Similarly, we can see the input of any stage at any time by clicking Show input to the selected stage.
This is a really nice and convenient feature, as it makes keeping track of the precise form of the data we are working at each stage in the aggregation pipeline really easy.
We can see in the Stage 1 output tab that we have the results we need from this stage, and so let’s go on and create the next.
Stage 2: Group results with the $group operator
We now need a way to group together the results from Stage 1 on zip code and then add up each of the available units figures. The ‘$group‘ operator is exactly what we need for this.
The Stage 2 $group operator specification is repeated below:
{
_id: "$zip_code",
totalUnits: { $sum: "$units" }
}
The specification of Stage 2 states that the output of this stage will be documents that have an “_id" with a distinct zip code as a value and so will group together documents input to this stage that have the same zip code, and a “totalUnits" field whose value is the sum of all the "units"field values from each of the documents in the group.
We can see the input to and output from tabs for this stage in the screenshot and can confirm that a reduction has taken place – of the 70 documents input to this stage, there were 36 distinct zip codes, and so the corresponding 36 documents are output from this stage.
Stage 3: Sort results with the $sort operator
As we want to know the zip codes that have the greatest number of senior housing units available, it would be convenient to sort the results from the greatest to the least total units available.
To do this, we’ll create a third stage using the $sort operator with the following specification, giving us exactly what we want:
{
totalUnits: -1
}
The full pipeline
Going back to the Pipeline tab we can see the result of the execution of the full query, as well as the full query itself, all in one one place.
We can see we have the expected number of results from the full aggregation pipeline, and we can now answer our question: we have a list of the zip codes that have the greatest number of senior housing units available.
Wasn’t that easy?
Tips and tricks
Export query results without running the query
We’ve heard from some users that it gets quite time-consuming to need to run a query first before you can export its results – a pain point that’s especially felt if the queries are long and you frequently need to export.
While we endeavor to introduce a solution in a future release, a workaround is to use an '$out'stage in the pipeline to write the results of the query to a collection.
This workaround requires an intermediate collection for the results, but it means that the query is run only once, and you can always directly export that collection.
Generate code from aggregation queries automatically
We’ve added Query Code – the Studio 3T feature that lets you automatically translate MongoDB and SQL queries to JavaScript, Python, Java, C#, PHP and the mongo shell language – to Aggregation Editor, which means you can now do the same with MongoDB aggregate queries.
Generate driver code in five languages simply by clicking on the Query Tab.
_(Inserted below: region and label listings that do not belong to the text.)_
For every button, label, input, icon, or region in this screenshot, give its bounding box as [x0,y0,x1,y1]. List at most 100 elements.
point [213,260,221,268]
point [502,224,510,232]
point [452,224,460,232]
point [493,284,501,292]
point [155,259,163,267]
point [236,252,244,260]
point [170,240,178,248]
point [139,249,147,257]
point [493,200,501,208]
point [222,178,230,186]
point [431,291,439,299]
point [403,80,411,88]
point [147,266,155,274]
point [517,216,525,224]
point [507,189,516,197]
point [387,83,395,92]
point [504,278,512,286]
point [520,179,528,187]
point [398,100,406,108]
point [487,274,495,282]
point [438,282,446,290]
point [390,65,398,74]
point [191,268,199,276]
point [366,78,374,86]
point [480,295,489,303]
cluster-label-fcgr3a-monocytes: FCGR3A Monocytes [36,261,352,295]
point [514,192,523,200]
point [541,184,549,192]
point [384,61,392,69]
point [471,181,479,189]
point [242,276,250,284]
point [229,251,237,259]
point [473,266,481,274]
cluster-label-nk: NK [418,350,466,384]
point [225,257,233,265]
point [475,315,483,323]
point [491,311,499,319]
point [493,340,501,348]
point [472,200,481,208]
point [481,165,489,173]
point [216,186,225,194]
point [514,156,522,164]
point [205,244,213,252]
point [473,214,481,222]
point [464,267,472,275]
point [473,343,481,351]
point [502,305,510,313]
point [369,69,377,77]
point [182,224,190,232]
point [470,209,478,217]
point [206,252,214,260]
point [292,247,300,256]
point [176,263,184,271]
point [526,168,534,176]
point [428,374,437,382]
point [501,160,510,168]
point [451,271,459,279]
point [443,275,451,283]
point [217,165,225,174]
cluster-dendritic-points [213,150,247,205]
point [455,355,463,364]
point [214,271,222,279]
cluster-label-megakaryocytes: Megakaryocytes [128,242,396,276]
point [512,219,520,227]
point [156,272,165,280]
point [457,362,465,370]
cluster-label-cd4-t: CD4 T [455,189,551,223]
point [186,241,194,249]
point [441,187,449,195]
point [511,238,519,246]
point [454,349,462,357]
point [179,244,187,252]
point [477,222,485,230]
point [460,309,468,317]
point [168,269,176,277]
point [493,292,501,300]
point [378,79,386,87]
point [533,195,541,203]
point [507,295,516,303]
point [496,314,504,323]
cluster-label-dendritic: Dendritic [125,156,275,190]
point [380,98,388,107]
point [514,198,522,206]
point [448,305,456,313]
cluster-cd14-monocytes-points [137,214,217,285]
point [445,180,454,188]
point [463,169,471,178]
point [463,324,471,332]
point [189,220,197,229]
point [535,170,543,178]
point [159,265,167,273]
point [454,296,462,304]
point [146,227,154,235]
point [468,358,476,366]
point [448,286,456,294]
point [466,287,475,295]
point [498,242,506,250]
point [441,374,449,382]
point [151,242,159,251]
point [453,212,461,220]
Here it is in action:
Share aggregation queries with your team
You can save the aggregation queries you’ve created to a file. Not only can you reload them in future sessions, but also share them with other colleagues and users.
You can also easily copy and paste aggregate queries to and from the clipboard.
Handy references
It can take a bit of time to master all the different operators available in the MongoDB aggregation pipeline, so links to the MongoDB Aggregation Pipeline Quick Reference and the Aggregation Section of the MongoDB Manual are always available within a click’s reach directly in the app itself via the Operator Quick Reference and Aggregation Tutorial links, respectively.